7. Scotland 18 V 30 Ireland 2012 (European Cup)

8. USA 32 V 20 Cook Islands 2013 (World Cup-Group Stage)

9. Tonga 16 V 0 Italy 2013 (World Cup-Group Stage)

10. Wales 14 V 46 Ireland 2014 (European Championship)

11. England 26 V 12 New Zealand 2015 (Test Series)

12. Ireland 4 V 30 Wales 2015 (European Cup)

13. England 20 V 14 New Zealand 2015 (Test Series)

14. Scotland 12 V 54 Australia 2016 (Four Nations)

15. England 29 V 10 Lebanon 2017 (World Cup-Group Stage)

16. Wales 6 V 34 Ireland 2017 (World Cup-Group Stage)

17. England 36 V 18 New Zealand 2018 (Test Match)

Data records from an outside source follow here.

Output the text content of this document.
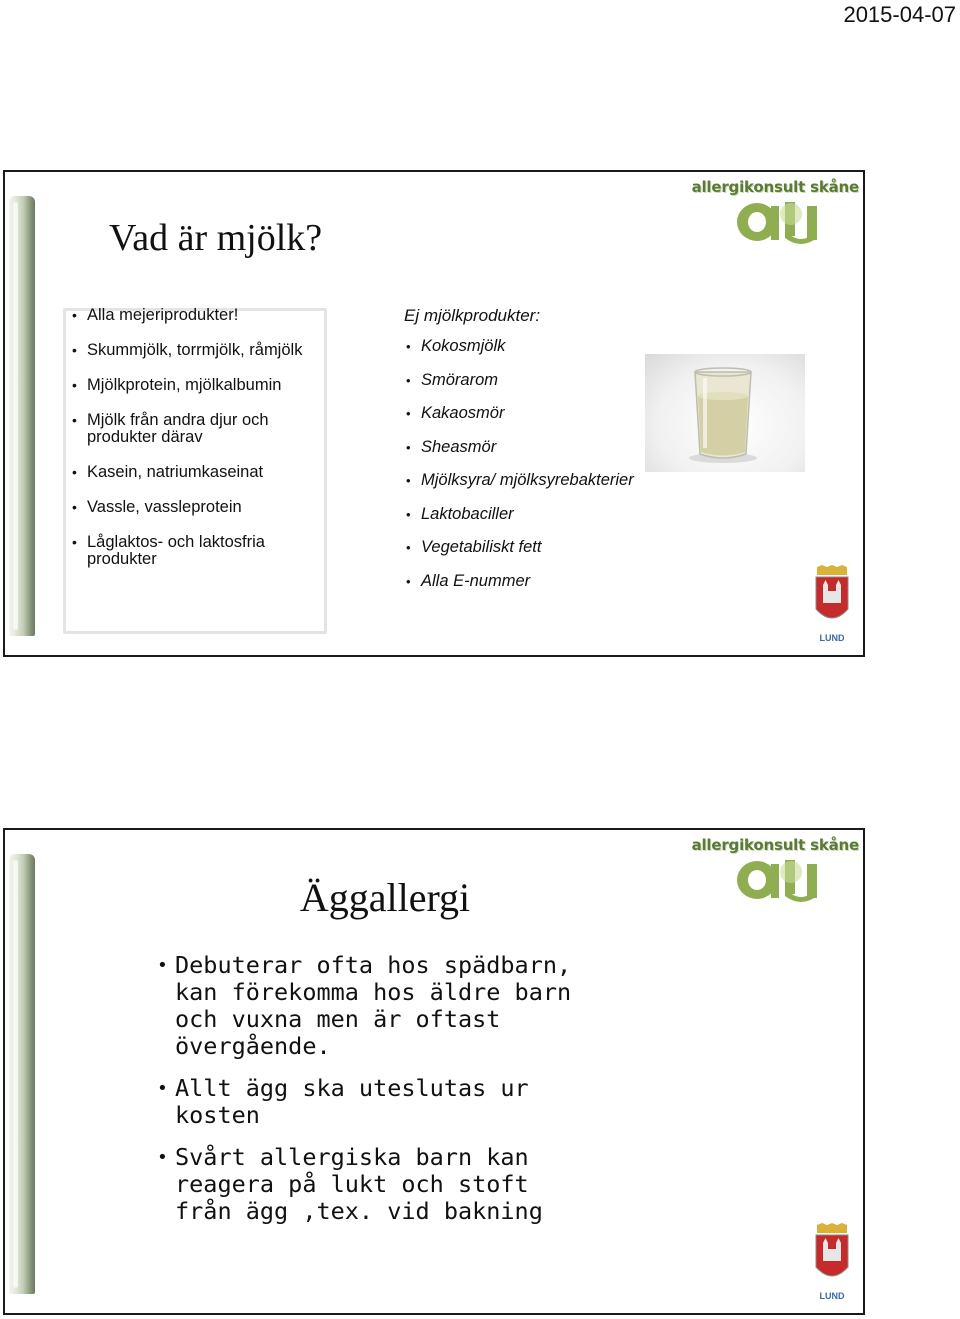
2015-04-07
allergikonsult skåne
Vad är mjölk?
• Alla mejeriprodukter!
• Skummjölk, torrmjölk, råmjölk
• Mjölkprotein, mjölkalbumin
• Mjölk från andra djur och produkter därav
• Kasein, natriumkaseinat
• Vassle, vassleprotein
• Låglaktos- och laktosfria produkter
Ej mjölkprodukter:
• Kokosmjölk
• Smörarom
• Kakaosmör
• Sheasmör
• Mjölksyra/ mjölksyrebakterier
• Laktobaciller
• Vegetabiliskt fett
• Alla E-nummer
LUND
allergikonsult skåne
Äggallergi
• Debuterar ofta hos spädbarn, kan förekomma hos äldre barn och vuxna men är oftast övergående.
• Allt ägg ska uteslutas ur kosten
• Svårt allergiska barn kan reagera på lukt och stoft från ägg ,tex. vid bakning
LUND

18. Jamaica 38 V 8 Canada 2018 (Americas Championship)

19. Jamaica 16 V 10 USA 2018 (Americas Championship)

He was the video referee for Wales v Ireland on 1 November 2009. for the Rugby League European Cup.

He was the video referee for Wales v Scotland on 8 November 2009.

He was the referee and video referee in various 2013 Rugby League World Cup games.

He was the referee and video referee in various games in the 2017 Rugby League World Cup. He went on to be the Video Referee for the Final.